La conferencia se detuvo después en el tercer centenario de la muerte del Santo (1891), que supuso un primer intento serio de promover su doctorado. Se analizaron las distintas iniciativas: la del obispo de Ávila, Juan Muñoz Herrera; la de la provincia carmelitana de San Elías de Castilla, con la creación de la Revista San Juan de la Cruz; y las gestiones de la Orden ante la Santa Sede.
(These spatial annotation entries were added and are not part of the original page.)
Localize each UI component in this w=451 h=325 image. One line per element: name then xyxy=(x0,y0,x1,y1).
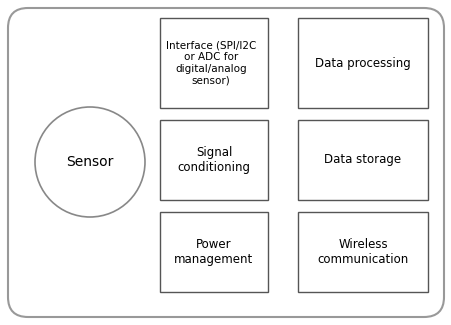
FancyBboxPatch shape xyxy=(160,18,267,108)
Text: Signal
conditioning: Signal conditioning xyxy=(177,146,250,174)
Text: Interface (SPI/I2C
or ADC for
digital/analog
sensor): Interface (SPI/I2C or ADC for digital/an… xyxy=(166,41,256,85)
Circle shape xyxy=(35,107,145,217)
FancyBboxPatch shape xyxy=(297,18,427,108)
Text: Data storage: Data storage xyxy=(324,153,400,166)
Text: Power
management: Power management xyxy=(174,238,253,266)
Text: Data processing: Data processing xyxy=(314,57,410,70)
Text: Wireless
communication: Wireless communication xyxy=(317,238,408,266)
FancyBboxPatch shape xyxy=(160,212,267,292)
FancyBboxPatch shape xyxy=(297,212,427,292)
Text: Sensor: Sensor xyxy=(66,155,114,169)
FancyBboxPatch shape xyxy=(160,120,267,200)
FancyBboxPatch shape xyxy=(297,120,427,200)
FancyBboxPatch shape xyxy=(8,8,443,317)
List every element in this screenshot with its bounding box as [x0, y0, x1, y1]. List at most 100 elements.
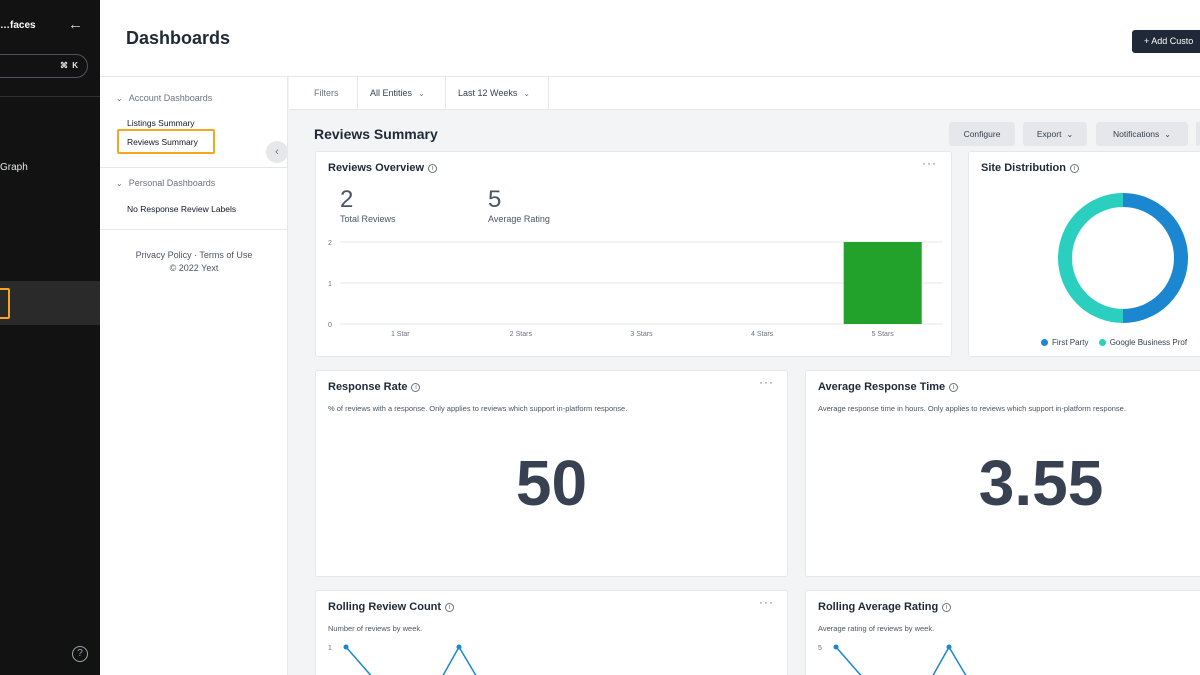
- filters-label: Filters: [314, 88, 339, 98]
- y-tick-label: 0: [328, 322, 332, 329]
- y-tick-label: 5: [818, 645, 822, 652]
- export-button[interactable]: Export ⌄: [1023, 122, 1087, 146]
- info-icon[interactable]: i: [942, 603, 952, 612]
- section-title: Reviews Summary: [314, 126, 438, 142]
- sidebar-footer: Privacy Policy · Terms of Use © 2022 Yex…: [100, 249, 288, 275]
- card-title: Site Distribution i: [981, 162, 1079, 174]
- rolling-average-rating-card: Rolling Average Rating i Average rating o…: [805, 590, 1200, 675]
- privacy-terms-links[interactable]: Privacy Policy · Terms of Use: [135, 250, 253, 260]
- series-line: [835, 646, 862, 675]
- card-menu-icon[interactable]: ···: [759, 375, 774, 389]
- sidebar-item-no-response-labels[interactable]: No Response Review Labels: [127, 204, 237, 214]
- filters-bar: Filters All Entities ⌄ Last 12 Weeks ⌄: [289, 77, 1200, 110]
- legend-item-google[interactable]: Google Business Prof: [1098, 338, 1187, 347]
- info-icon[interactable]: i: [1069, 164, 1079, 173]
- legend-dot-icon: [1098, 339, 1106, 346]
- nav-divider: [0, 96, 100, 97]
- chevron-down-icon: ⌄: [116, 179, 123, 188]
- info-icon[interactable]: i: [949, 383, 959, 392]
- card-title: Average Response Time i: [818, 381, 959, 393]
- chevron-down-icon: ⌄: [1066, 130, 1074, 139]
- average-response-time-value: 3.55: [978, 447, 1104, 519]
- rolling-review-count-card: Rolling Review Count i ··· Number of revi…: [315, 590, 788, 675]
- sidebar-divider: [100, 229, 288, 230]
- card-subtitle: % of reviews with a response. Only appli…: [328, 404, 628, 413]
- data-point: [833, 644, 839, 650]
- main-nav: …faces ← ⌘ K Graph ?: [0, 0, 100, 675]
- info-icon[interactable]: i: [411, 383, 421, 392]
- x-tick-label: 1 Star: [391, 331, 410, 338]
- series-line: [345, 646, 372, 675]
- reviews-by-rating-chart: 0 1 2 1 Star 2 Stars 3 Stars 4 Stars 5 Stars: [328, 240, 943, 338]
- site-distribution-donut: [1058, 193, 1188, 323]
- reviews-overview-card: Reviews Overview i ··· 2 Total Reviews 5 …: [315, 151, 952, 357]
- series-line: [932, 645, 967, 675]
- y-tick-label: 1: [328, 281, 332, 288]
- response-rate-value: 50: [515, 447, 588, 519]
- site-distribution-card: Site Distribution i First Party Google Bu…: [968, 151, 1200, 357]
- total-reviews-value: 2: [340, 186, 354, 213]
- average-rating-value: 5: [488, 186, 502, 213]
- more-toolbar-button[interactable]: [1196, 122, 1200, 146]
- add-custom-dashboard-button[interactable]: + Add Custo: [1132, 30, 1200, 53]
- bar-5: [843, 242, 922, 324]
- data-point: [946, 644, 952, 650]
- total-reviews-label: Total Reviews: [340, 214, 396, 224]
- nav-search-input[interactable]: ⌘ K: [0, 54, 88, 78]
- period-filter-dropdown[interactable]: Last 12 Weeks ⌄: [445, 77, 549, 110]
- chart-legend: First Party Google Business Prof: [1041, 338, 1187, 347]
- card-menu-icon[interactable]: ···: [759, 595, 774, 609]
- card-subtitle: Number of reviews by week.: [328, 624, 423, 633]
- x-tick-label: 2 Stars: [510, 331, 533, 338]
- legend-item-first-party[interactable]: First Party: [1041, 338, 1088, 347]
- response-rate-card: Response Rate i ··· % of reviews with a r…: [315, 370, 788, 577]
- rolling-rating-line-chart: 5: [818, 644, 967, 675]
- nav-item-active[interactable]: [0, 281, 100, 325]
- dashboard-sidebar: ⌄ Account Dashboards Listings Summary Rev…: [100, 77, 288, 675]
- sidebar-item-listings-summary[interactable]: Listings Summary: [127, 118, 195, 128]
- chevron-down-icon: ⌄: [1164, 130, 1171, 139]
- legend-dot-icon: [1041, 339, 1048, 346]
- y-tick-label: 1: [328, 645, 332, 652]
- rolling-count-line-chart: 1: [328, 644, 477, 675]
- x-tick-label: 4 Stars: [751, 331, 774, 338]
- sidebar-group-account[interactable]: ⌄ Account Dashboards: [116, 93, 213, 103]
- average-rating-label: Average Rating: [488, 214, 550, 224]
- sidebar-group-personal[interactable]: ⌄ Personal Dashboards: [116, 178, 216, 188]
- chevron-down-icon: ⌄: [116, 94, 123, 103]
- notifications-button[interactable]: Notifications ⌄: [1096, 122, 1188, 146]
- copyright: © 2022 Yext: [169, 263, 219, 273]
- collapse-sidebar-button[interactable]: ‹: [266, 141, 288, 163]
- y-tick-label: 2: [328, 240, 332, 247]
- sidebar-divider: [100, 167, 288, 168]
- info-icon[interactable]: i: [428, 164, 438, 173]
- x-tick-label: 3 Stars: [630, 331, 653, 338]
- nav-active-highlight: [0, 288, 10, 319]
- nav-item-graph[interactable]: Graph: [0, 162, 28, 173]
- data-point: [343, 644, 349, 650]
- data-point: [456, 644, 462, 650]
- search-shortcut: ⌘ K: [60, 61, 79, 70]
- series-line: [442, 645, 477, 675]
- nav-title: …faces: [0, 20, 36, 31]
- chevron-down-icon: ⌄: [523, 89, 531, 98]
- entities-filter-dropdown[interactable]: All Entities ⌄: [357, 77, 445, 110]
- average-response-time-card: Average Response Time i Average response …: [805, 370, 1200, 577]
- page-title: Dashboards: [126, 28, 231, 48]
- chevron-down-icon: ⌄: [418, 89, 425, 98]
- card-title: Rolling Average Rating i: [818, 601, 952, 613]
- x-tick-label: 5 Stars: [872, 331, 895, 338]
- donut-slice-1: [1122, 193, 1188, 323]
- card-title: Rolling Review Count i: [328, 601, 455, 613]
- card-menu-icon[interactable]: ···: [922, 156, 937, 170]
- info-icon[interactable]: i: [445, 603, 455, 612]
- card-subtitle: Average rating of reviews by week.: [818, 624, 935, 633]
- page-header: Dashboards + Add Custo: [100, 0, 1200, 77]
- card-title: Response Rate i: [328, 381, 421, 393]
- card-title: Reviews Overview i: [328, 162, 438, 174]
- back-arrow-icon[interactable]: ←: [68, 16, 83, 33]
- help-icon[interactable]: ?: [72, 646, 88, 662]
- sidebar-item-reviews-summary[interactable]: Reviews Summary: [117, 129, 215, 154]
- configure-button[interactable]: Configure: [949, 122, 1015, 146]
- card-subtitle: Average response time in hours. Only app…: [818, 404, 1126, 413]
Aunque aquel intento no prosperó plenamente, dejó sentadas las bases doctrinales y jurídicas de la causa.
El ponente explicó con detalle el nuevo impulso dado en las décadas siguientes, hasta llegar al momento considerado oportuno: 1926, en un contexto marcado por la renovación de la teología espiritual y el interés por la mística cristiana. Se repasaron las numerosas cartas postulatorias enviadas a Roma por obispos, universidades eclesiásticas y civiles, órdenes religiosas y figuras destacadas de la Iglesia.
Especial relieve tuvo la referencia a santa Teresa del Niño Jesús, canonizada en 1925, presentada como discípula declarada de san Juan de la Cruz y como figura clave en el reconocimiento eclesial de su maestro. El P. Frontela recordó testimonios que muestran hasta qué punto la lectura sanjuanista fue decisiva en su camino espiritual.
Finalmente, se describió el trabajo de la Congregación de Ritos, el examen de la doctrina sanjuanista conforme a los criterios clásicos establecidos por Benedicto XIV y el dictamen unánime favorable. El proceso culminó con la carta apostólica de Pío XI, fechada el 24 de agosto de 1926, por la que san Juan de la Cruz fue proclamado Doctor de la Iglesia Universal.